De son côté, l’association des professionnels de santé pour la démocratie et les libertés (SYDE) - l'un des principaux collectifs qui coordonnent les actions des soignants grecs suspendus depuis septembre 2021 - a également salué cette décision, rappelant par ailleurs le lien entre cette décision de suspendre le personnel de santé non-vacciné et les tentatives gouvernementales de privatisation de l'hôpital public dans le cadre de sa politique de réduction des coûts. Lancé le 14 avril 2022, un projet du ministère grec de la Santé visait le recrutement de nouveaux professionnels de santé sous contrat à durée déterminée. Une procédure d'embauche dont l'objectif vraisemblable était de remplacer les employés suspendus, à laquelle la décision du Conseil d'État a mis fin.
L'association SYDE a tenu à déclarer dans un communiqué de presse, relayé le 25 novembre par Children's Health Defense, que le combat n’était pas terminé : un projet de loi s'inscrivant dans cette démarche de privatisation du système de santé public sera soumis au Parlement cette semaine.

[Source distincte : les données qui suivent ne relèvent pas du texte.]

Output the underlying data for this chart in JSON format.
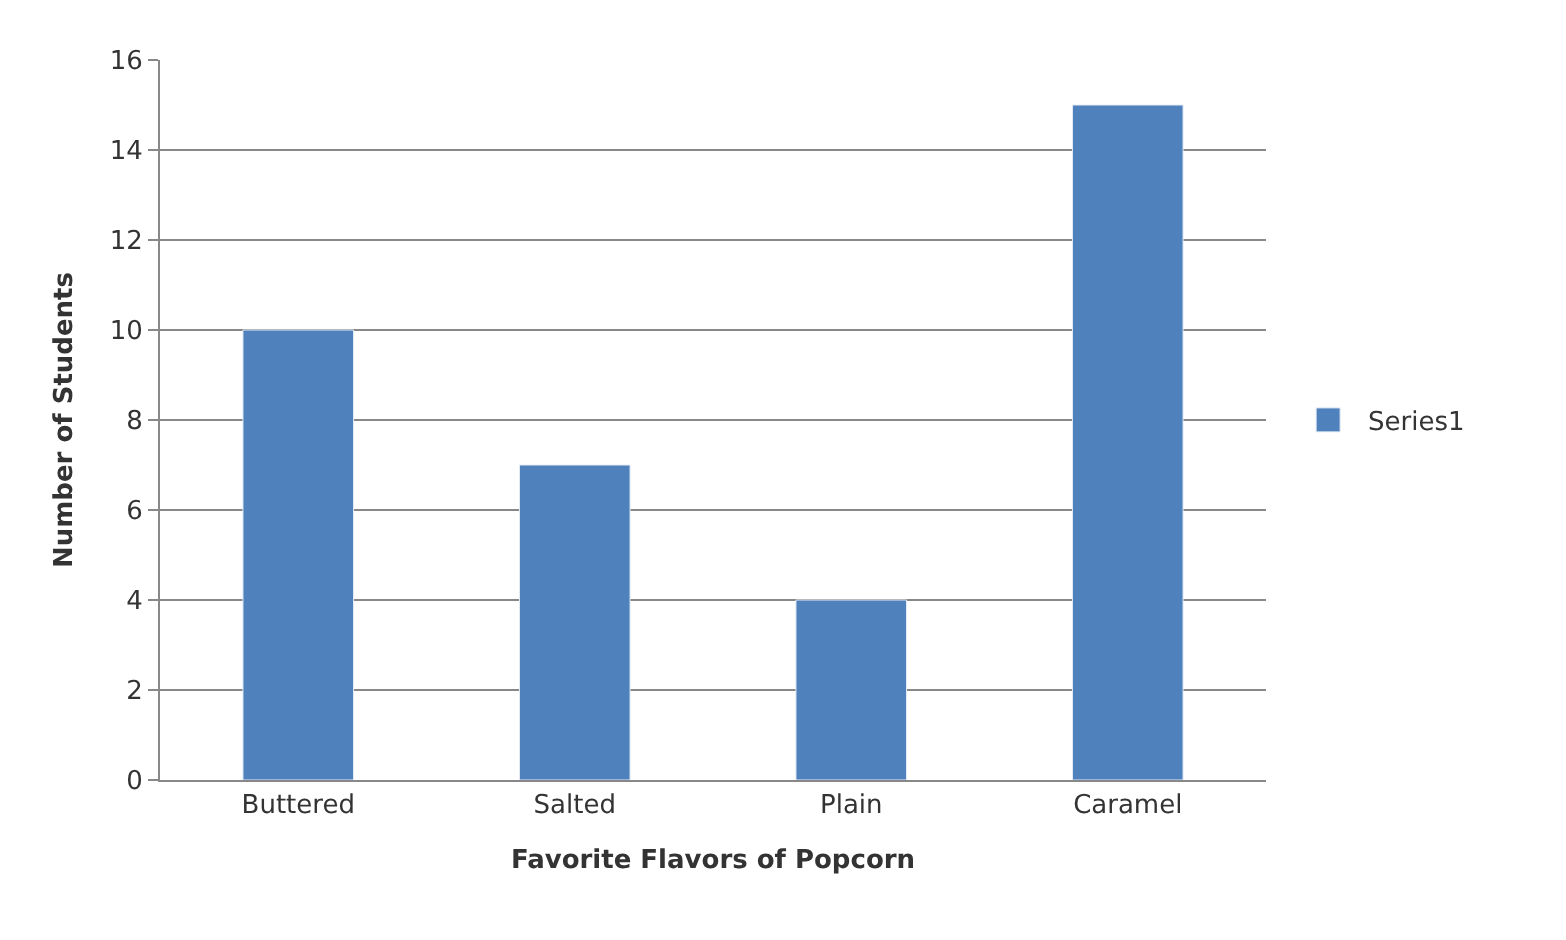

« Nous continuerons à nous battre pour la démocratie, pour le dialogue, pour le droit à l'opposition de ne pas être "réprimé". Nous continuerons à défendre les idéaux que revêt notre discipline scientifique et la liberté […] Nous serons présents dans toutes les batailles pour la démocratie et la liberté. Nous appelons à l'exécution immédiate de la décision du Conseil d'État, à la réintégration immédiate de nos collègues dans leurs fonctions, au remboursement intégral immédiat des salaires injustement retenus. Ne touchez pas à nos vies, ne touchez pas au système national de santé ! »
S'agissant de la réintégration du personnel de santé suspendu en France, le Rassemblement national a déposé une proposition de loi qui pourrait être inscrite à l'ordre du jour de sa niche parlementaire le 12 janvier prochain.